Over 18 million kilogrammes of flue-cured tobacco worth $46,7 million has been sold at the auction floors at an average price of $2,61 since the opening of the floors last month in Zimbabwe. The figure represents a 39 percent increase compared to tobacco sold during the same period last year when 13 million kilogrammes were sold at an average price of $2,48. The average prices are up by five percent as quality tobacco starts to be delivered at a rate of one million kilogrammes daily.
The latest figures released by the Tobacco Industry and Marketing Board (TIMB) show that 243 356 bales of tobacco have been sold, while 19 000 bales being rejected.
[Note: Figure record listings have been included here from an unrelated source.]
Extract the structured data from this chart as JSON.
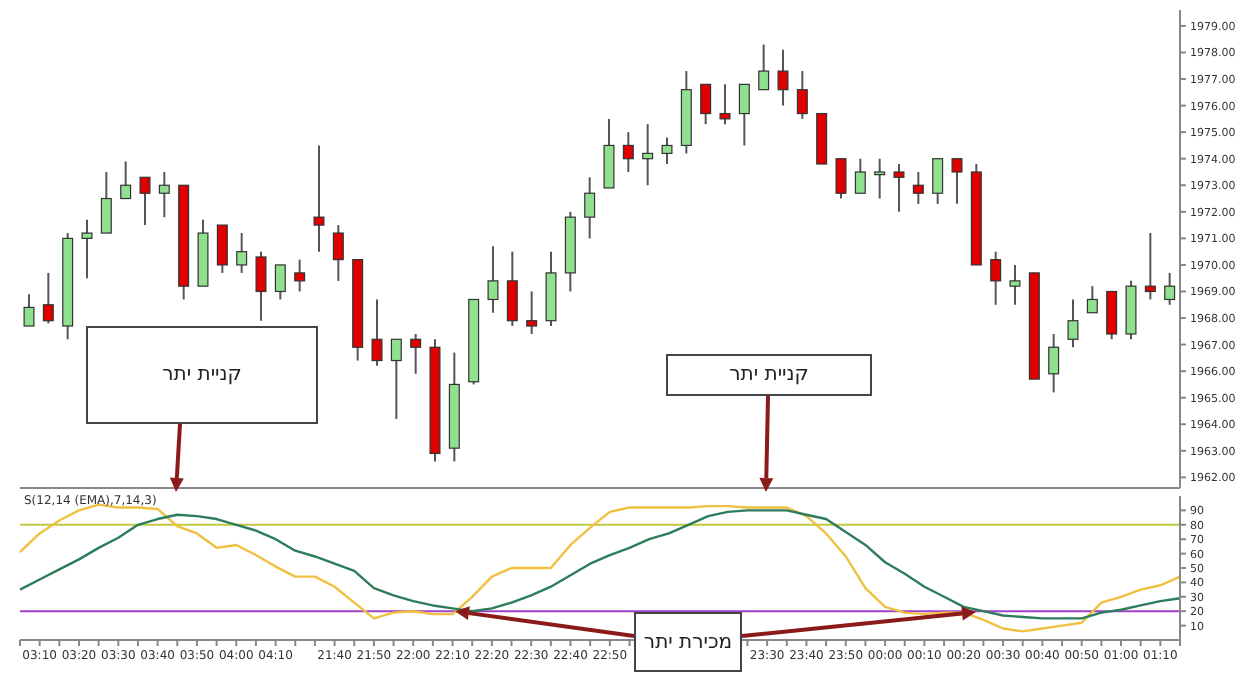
{
  "chart_data": [
    {
      "type": "candlestick",
      "categories": [
        null,
        null,
        null,
        null,
        null,
        null,
        null,
        null,
        null,
        null,
        null,
        null,
        null,
        null,
        null,
        null,
        null,
        null,
        null,
        null,
        null,
        null,
        null,
        null,
        null,
        null,
        null,
        null,
        null,
        null,
        null,
        null,
        null,
        null,
        null,
        null,
        null,
        null,
        null,
        null,
        null,
        null,
        null,
        null,
        null,
        null,
        null,
        null,
        null,
        null,
        null,
        null,
        null,
        null,
        null,
        null,
        null,
        null,
        null,
        null
      ],
      "ohlc": [
        [
          1967.7,
          1968.9,
          1967.7,
          1968.4
        ],
        [
          1968.5,
          1969.7,
          1967.8,
          1967.9
        ],
        [
          1967.7,
          1971.2,
          1967.2,
          1971.0
        ],
        [
          1971.0,
          1971.7,
          1969.5,
          1971.2
        ],
        [
          1971.2,
          1973.5,
          1971.2,
          1972.5
        ],
        [
          1972.5,
          1973.9,
          1972.5,
          1973.0
        ],
        [
          1973.3,
          1973.3,
          1971.5,
          1972.7
        ],
        [
          1972.7,
          1973.5,
          1971.8,
          1973.0
        ],
        [
          1973.0,
          1973.0,
          1968.7,
          1969.2
        ],
        [
          1969.2,
          1971.7,
          1969.2,
          1971.2
        ],
        [
          1971.5,
          1971.5,
          1969.7,
          1970.0
        ],
        [
          1970.0,
          1971.2,
          1969.7,
          1970.5
        ],
        [
          1970.3,
          1970.5,
          1967.9,
          1969.0
        ],
        [
          1969.0,
          1970.0,
          1968.7,
          1970.0
        ],
        [
          1969.7,
          1970.2,
          1969.0,
          1969.4
        ],
        [
          1971.8,
          1974.5,
          1970.5,
          1971.5
        ],
        [
          1971.2,
          1971.5,
          1969.4,
          1970.2
        ],
        [
          1970.2,
          1970.2,
          1966.4,
          1966.9
        ],
        [
          1967.2,
          1968.7,
          1966.2,
          1966.4
        ],
        [
          1966.4,
          1967.2,
          1964.2,
          1967.2
        ],
        [
          1967.2,
          1967.4,
          1965.9,
          1966.9
        ],
        [
          1966.9,
          1967.2,
          1962.6,
          1962.9
        ],
        [
          1963.1,
          1966.7,
          1962.6,
          1965.5
        ],
        [
          1965.6,
          1968.7,
          1965.5,
          1968.7
        ],
        [
          1968.7,
          1970.7,
          1968.2,
          1969.4
        ],
        [
          1969.4,
          1970.5,
          1967.7,
          1967.9
        ],
        [
          1967.9,
          1969.0,
          1967.4,
          1967.7
        ],
        [
          1967.9,
          1970.5,
          1967.7,
          1969.7
        ],
        [
          1969.7,
          1972.0,
          1969.0,
          1971.8
        ],
        [
          1971.8,
          1973.3,
          1971.0,
          1972.7
        ],
        [
          1972.9,
          1975.5,
          1972.9,
          1974.5
        ],
        [
          1974.5,
          1975.0,
          1973.5,
          1974.0
        ],
        [
          1974.0,
          1975.3,
          1973.0,
          1974.2
        ],
        [
          1974.2,
          1974.8,
          1973.8,
          1974.5
        ],
        [
          1974.5,
          1977.3,
          1974.2,
          1976.6
        ],
        [
          1976.8,
          1976.8,
          1975.3,
          1975.7
        ],
        [
          1975.7,
          1976.8,
          1975.3,
          1975.5
        ],
        [
          1975.7,
          1976.8,
          1974.5,
          1976.8
        ],
        [
          1976.6,
          1978.3,
          1976.6,
          1977.3
        ],
        [
          1977.3,
          1978.1,
          1976.0,
          1976.6
        ],
        [
          1976.6,
          1977.3,
          1975.5,
          1975.7
        ],
        [
          1975.7,
          1975.7,
          1973.8,
          1973.8
        ],
        [
          1974.0,
          1974.0,
          1972.5,
          1972.7
        ],
        [
          1972.7,
          1974.0,
          1972.7,
          1973.5
        ],
        [
          1973.4,
          1974.0,
          1972.5,
          1973.5
        ],
        [
          1973.5,
          1973.8,
          1972.0,
          1973.3
        ],
        [
          1973.0,
          1973.5,
          1972.3,
          1972.7
        ],
        [
          1972.7,
          1974.0,
          1972.3,
          1974.0
        ],
        [
          1974.0,
          1974.0,
          1972.3,
          1973.5
        ],
        [
          1973.5,
          1973.8,
          1970.0,
          1970.0
        ],
        [
          1970.2,
          1970.5,
          1968.5,
          1969.4
        ],
        [
          1969.2,
          1970.0,
          1968.5,
          1969.4
        ],
        [
          1969.7,
          1969.7,
          1965.7,
          1965.7
        ],
        [
          1965.9,
          1967.4,
          1965.2,
          1966.9
        ],
        [
          1967.2,
          1968.7,
          1966.9,
          1967.9
        ],
        [
          1968.2,
          1969.2,
          1968.2,
          1968.7
        ],
        [
          1969.0,
          1969.0,
          1967.2,
          1967.4
        ],
        [
          1967.4,
          1969.4,
          1967.2,
          1969.2
        ],
        [
          1969.2,
          1971.2,
          1968.7,
          1969.0
        ],
        [
          1968.7,
          1969.7,
          1968.5,
          1969.2
        ]
      ],
      "colors": [
        "#90e090",
        "#e00000",
        "#90e090",
        "#90e090",
        "#90e090",
        "#90e090",
        "#e00000",
        "#90e090",
        "#e00000",
        "#90e090",
        "#e00000",
        "#90e090",
        "#e00000",
        "#90e090",
        "#e00000",
        "#e00000",
        "#e00000",
        "#e00000",
        "#e00000",
        "#90e090",
        "#e00000",
        "#e00000",
        "#90e090",
        "#90e090",
        "#90e090",
        "#e00000",
        "#e00000",
        "#90e090",
        "#90e090",
        "#90e090",
        "#90e090",
        "#e00000",
        "#90e090",
        "#90e090",
        "#90e090",
        "#e00000",
        "#e00000",
        "#90e090",
        "#90e090",
        "#e00000",
        "#e00000",
        "#e00000",
        "#e00000",
        "#90e090",
        "#90e090",
        "#e00000",
        "#e00000",
        "#90e090",
        "#e00000",
        "#e00000",
        "#e00000",
        "#90e090",
        "#e00000",
        "#90e090",
        "#90e090",
        "#90e090",
        "#e00000",
        "#90e090",
        "#e00000",
        "#90e090"
      ],
      "ylim": [
        1961.6,
        1979.6
      ],
      "yticks": [
        {
          "value": 1962,
          "label": "1962.00"
        },
        {
          "value": 1963,
          "label": "1963.00"
        },
        {
          "value": 1964,
          "label": "1964.00"
        },
        {
          "value": 1965,
          "label": "1965.00"
        },
        {
          "value": 1966,
          "label": "1966.00"
        },
        {
          "value": 1967,
          "label": "1967.00"
        },
        {
          "value": 1968,
          "label": "1968.00"
        },
        {
          "value": 1969,
          "label": "1969.00"
        },
        {
          "value": 1970,
          "label": "1970.00"
        },
        {
          "value": 1971,
          "label": "1971.00"
        },
        {
          "value": 1972,
          "label": "1972.00"
        },
        {
          "value": 1973,
          "label": "1973.00"
        },
        {
          "value": 1974,
          "label": "1974.00"
        },
        {
          "value": 1975,
          "label": "1975.00"
        },
        {
          "value": 1976,
          "label": "1976.00"
        },
        {
          "value": 1977,
          "label": "1977.00"
        },
        {
          "value": 1978,
          "label": "1978.00"
        },
        {
          "value": 1979,
          "label": "1979.00"
        }
      ],
      "tick_labels": "y"
    },
    {
      "type": "line",
      "title": "S(12,14 (EMA),7,14,3)",
      "categories": [
        null,
        "03:10",
        null,
        "03:20",
        null,
        "03:30",
        null,
        "03:40",
        null,
        "03:50",
        null,
        "04:00",
        null,
        "04:10",
        null,
        null,
        "21:40",
        null,
        "21:50",
        null,
        "22:00",
        null,
        "22:10",
        null,
        "22:20",
        null,
        "22:30",
        null,
        "22:40",
        null,
        "22:50",
        null,
        null,
        null,
        null,
        null,
        null,
        null,
        "23:30",
        null,
        "23:40",
        null,
        "23:50",
        null,
        "00:00",
        null,
        "00:10",
        null,
        "00:20",
        null,
        "00:30",
        null,
        "00:40",
        null,
        "00:50",
        null,
        "01:00",
        null,
        "01:10",
        null
      ],
      "series": [
        {
          "color": "#f0c040",
          "values": [
            61,
            74,
            83,
            90,
            94,
            92,
            92,
            91,
            79,
            74,
            64,
            66,
            59,
            51,
            44,
            44,
            37,
            26,
            15,
            19,
            20,
            18,
            18,
            30,
            44,
            50,
            50,
            50,
            66,
            78,
            89,
            92,
            92,
            92,
            92,
            93,
            93,
            92,
            92,
            92,
            86,
            74,
            58,
            36,
            23,
            19,
            18,
            19,
            19,
            14,
            8,
            6,
            8,
            10,
            12,
            26,
            30,
            35,
            38,
            44
          ]
        },
        {
          "color": "#2e7d5a",
          "values": [
            35,
            42,
            49,
            56,
            64,
            71,
            80,
            84,
            87,
            86,
            84,
            80,
            76,
            70,
            62,
            58,
            53,
            48,
            36,
            31,
            27,
            24,
            22,
            20,
            22,
            26,
            31,
            37,
            45,
            53,
            59,
            64,
            70,
            74,
            80,
            86,
            89,
            90,
            90,
            90,
            87,
            84,
            75,
            66,
            54,
            46,
            37,
            30,
            23,
            20,
            17,
            16,
            15,
            15,
            15,
            19,
            21,
            24,
            27,
            29
          ]
        }
      ],
      "ylim": [
        0,
        100
      ],
      "yticks": [
        10,
        20,
        30,
        40,
        50,
        60,
        70,
        80,
        90
      ],
      "ref_lines": [
        {
          "axis": "y",
          "value": 80,
          "color": "#c0c840"
        },
        {
          "axis": "y",
          "value": 20,
          "color": "#a040c8"
        }
      ],
      "annotations": [
        "קניית יתר",
        "קניית יתר",
        {
          "text": "מכירת יתר",
          "x": "22:10",
          "y": 20
        }
      ]
    }
  ]
}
Reasons for rejection included overweight, mouldy and badly handled tobacco. The highest price recorded was $6 per kilogramme. TIMB spokesperson Mr Isheunesu Moyo said as of Thursday last week, the figures had doubled that of the corresponding season.
“2017 outputs are overwhelmingly high, we have good prices and high volumes of tobacco delivered as well as seasonal exports,” said Mr Moyo. This year’s marketing season opened with some farmers complaining over the new e-marketing system introduced by TIMB and the payment system, which required them to open bank accounts into which payments would be deposited rather than receiving spot cash at the floors as in previous years.
At least $800 million is likely to be earned by farmers this season.